G. Mountrakis (2008). Next generation classifiers: Focusing on integration frameworks. Highlight article for Photogrammetric Engineering and Remote Sensing, 74(10):1178-1180.[pdf]

More papers in preparation.

Collaborators: Dr. Giorgos Mountrakis, Kari Gunson

Spatiotemporal MVCs

Moose-Vehicle Collisions in Space-Time

Funders: Humane Society, SUNY ESF Graduate Assistantship

Motivation: Moose-vehicle collisions (MVCs) pose a serious safety and environmental concern in many regions of Europe and North America. For example, in the state of Vermont one-third of all reported MVCs resulted in motorist injury or fatality while collisions have increased from two in 1982 to 164 in 2002. We studied varying spatiotemporal patterns of wildlife collisions along roads to assist transportation planners in identifying optimal mitigation strategies along specific roads, such as deciding on location and spatial length for permanent and expensive measures (e.g. crossing structures and associated fencing) versus less permanent and inexpensive structures (e.g. wildlife signage and reduced speed limits).

Methodology: Our work used a MVC dataset from 1983 to 1999 in the Northeastern Highlands of Vermont (four major roads) to perform space, time and spatiotemporal analyses and guide future mitigation strategies. An adapted kernel density estimator was implemented for exploratory analyses to detect high density collision hotspots on roads. We also developed an adapted Ripley’s K-function to test the hypothesis that MVCs clustering occurred at multiple scales in space, in time and in space-time combined.

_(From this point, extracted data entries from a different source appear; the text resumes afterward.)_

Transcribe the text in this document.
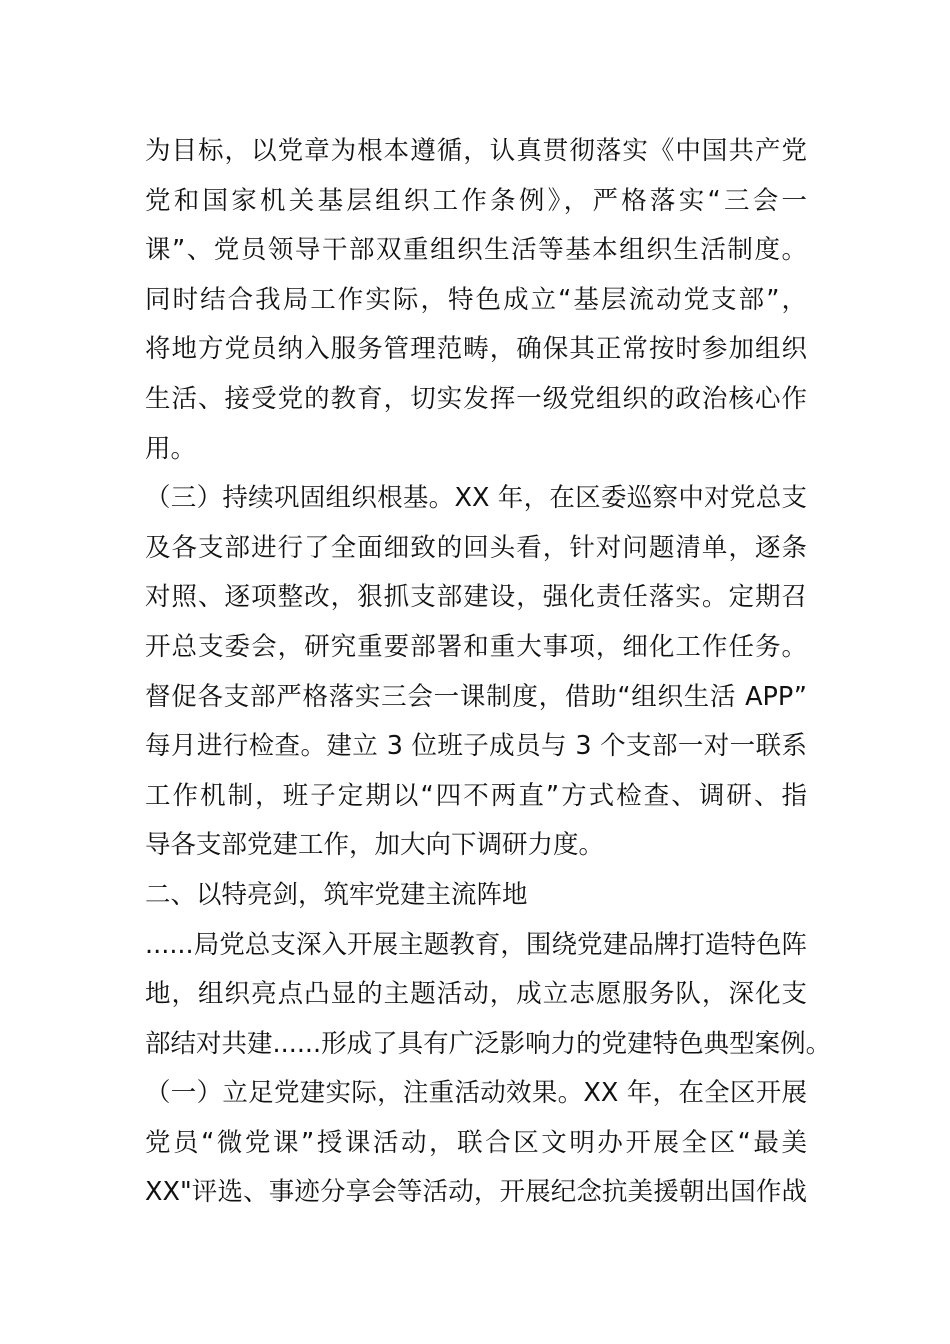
为目标，以党章为根本遵循，认真贯彻落实《中国共产党
党和国家机关基层组织工作条例》，严格落实“三会一
课”、党员领导干部双重组织生活等基本组织生活制度。
同时结合我局工作实际，特色成立“基层流动党支部”，
将地方党员纳入服务管理范畴，确保其正常按时参加组织
生活、接受党的教育，切实发挥一级党组织的政治核心作
用。
（三）持续巩固组织根基。XX 年，在区委巡察中对党总支
及各支部进行了全面细致的回头看，针对问题清单，逐条
对照、逐项整改，狠抓支部建设，强化责任落实。定期召
开总支委会，研究重要部署和重大事项，细化工作任务。
督促各支部严格落实三会一课制度，借助“组织生活 APP”
每月进行检查。建立 3 位班子成员与 3 个支部一对一联系
工作机制，班子定期以“四不两直”方式检查、调研、指
导各支部党建工作，加大向下调研力度。
二、以特亮剑，筑牢党建主流阵地
......局党总支深入开展主题教育，围绕党建品牌打造特色阵
地，组织亮点凸显的主题活动，成立志愿服务队，深化支
部结对共建......形成了具有广泛影响力的党建特色典型案例。
（一）立足党建实际，注重活动效果。XX 年，在全区开展
党员“微党课”授课活动，联合区文明办开展全区“最美
XX"评选、事迹分享会等活动，开展纪念抗美援朝出国作战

Findings: The kernel in space showed seven major density peaks which varied in magnitude and spread between roads. The kernel estimator in time for all roads showed an exponentially increasing trend with annual periodicity and a seasonal cyclic component, where the majority of collisions occurred from May to October. Spatiotemporal kernel estimation exhibited discontinuous density hotspots in time and space suggesting changing animal movement patterns across roads. Statistically significant spatial clustering was evident on all roads at spatial scales from 2 to 10 kilometers. A more consistent clustering in time occurred on all roads at a scale distance of 5 years. Similar to the kernel estimation, annual periodicity was also evident. Positive space-time clustering was present at small spatial (5 km) and temporal scales (2 years) indicating that where MVCs occur is also influenced by when they occur. In retrospect, using multiple road lengths, and the combined kernel estimation and Ripley’s K-function in time and space, provided a powerful methodology to study varying spatiotemporal patterns of wildlife collisions along roads.

Relevant papers: G. Mountrakis, K. Gunson (2009). Multi-scale spatiotemporal analyses of moose-vehicle collisions: A case study in northern Vermont. International Journal of Geographical Information Science, 23(11):1389-1412.

K. Gunson, G. Mountrakis, L. Quackenbush (2011). Spatial wildlife-vehicle collision models: A review of current work and their application to transportation mitigation projects. Journal of Environmental Management, 92(4):1074-1082.